Rachel listened to it all as she set the oven timer. She the wiped the counters down and took out plates for the table, anticipating the last part of the weekday routine. It came, just as expected. Peter came into the kitchen, gave her a playful tap on her backside, and kissed her cheek.
“Good day?” he asked.
“Mmm hmm.” Tears stung her eyes as she said this and she made a point to keep facing the cabinets as she took out the plates. “You?”
“Busy, but not too busy,” he answered. “Mostly just meetings to figure out who we’re going to get to write up these proposals. Which means the next few weeks will be absolute hell. And maybe a few after-hours sessions at the office. So just a heads up.”
“Baked spaghetti for dinner,” she said. “I know it’s not your favorite, but I was in a hurry and it’s Paige’s fa—”

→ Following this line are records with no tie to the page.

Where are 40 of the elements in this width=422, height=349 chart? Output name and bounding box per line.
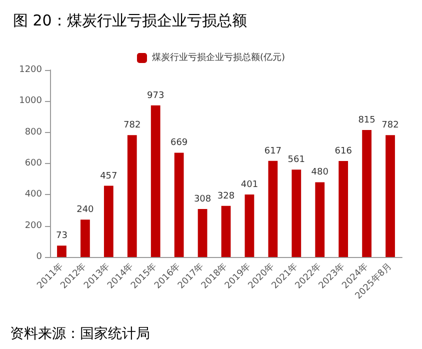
data-label: 782	[124, 120, 141, 131]
bar	[198, 209, 208, 257]
y-tick-label: 1000	[19, 96, 42, 106]
bar	[221, 206, 231, 257]
data-label: 973	[147, 90, 164, 101]
y-tick-label: 600	[24, 158, 42, 168]
bar	[362, 130, 372, 257]
bar	[386, 135, 395, 257]
bar	[315, 182, 325, 257]
data-label: 401	[240, 180, 258, 190]
data-label: 815	[358, 115, 376, 126]
y-tick-label: 0	[36, 252, 42, 262]
data-label: 561	[288, 155, 305, 166]
bar	[80, 220, 90, 257]
bar	[57, 246, 66, 257]
bar	[244, 194, 254, 257]
y-tick-label: 400	[24, 190, 42, 200]
data-label: 457	[100, 171, 118, 182]
bar	[174, 152, 184, 257]
bar	[338, 161, 348, 257]
data-label: 782	[382, 120, 399, 131]
data-label: 328	[217, 191, 235, 202]
data-label: 669	[170, 138, 188, 148]
y-tick-label: 200	[24, 220, 42, 231]
bar	[127, 135, 137, 257]
bar	[292, 170, 302, 257]
text: 资料来源：国家统计局	[10, 326, 150, 342]
y-tick-label: 1200	[19, 65, 42, 75]
data-label: 480	[311, 168, 329, 178]
data-label: 308	[194, 194, 212, 205]
bar	[268, 160, 278, 257]
chart-title: 图 20：煤炭行业亏损企业亏损总额	[13, 12, 247, 30]
data-label: 617	[264, 146, 282, 156]
legend-label: 煤炭行业亏损企业亏损总额(亿元)	[152, 52, 286, 63]
data-label: 73	[56, 231, 68, 242]
data-label: 240	[76, 205, 94, 216]
bar	[104, 186, 114, 257]
bar	[150, 105, 160, 257]
y-tick-label: 800	[24, 127, 42, 138]
data-label: 616	[334, 146, 352, 157]
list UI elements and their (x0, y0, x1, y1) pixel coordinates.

“Nonsense. Sounds delicious. I’m going to run up and get changed and I’ll set the table.”
She watched him rush out of the kitchen and up the stairs, likely wanting to make sure he got back downstairs to set the table before she did. Peter was a good husband and tried to make sure she never felt like all of the household items such as cooking, washing dishes, and laundry came down to her. He helped with a bit of funkiness in his attitude, but she’d almost stopped noticing it after a few years of marriage.
She left setting the table for him, standing just outside of the entry between the kitchen and living room. She watched Paige in the living room, perched on her knees in front of the coffee table. She was coloring while also watching a show about magical cheerleaders. Her tongue stuck out of her mouth just a bit, a trait that had apparently been passed down biologically from Rachel.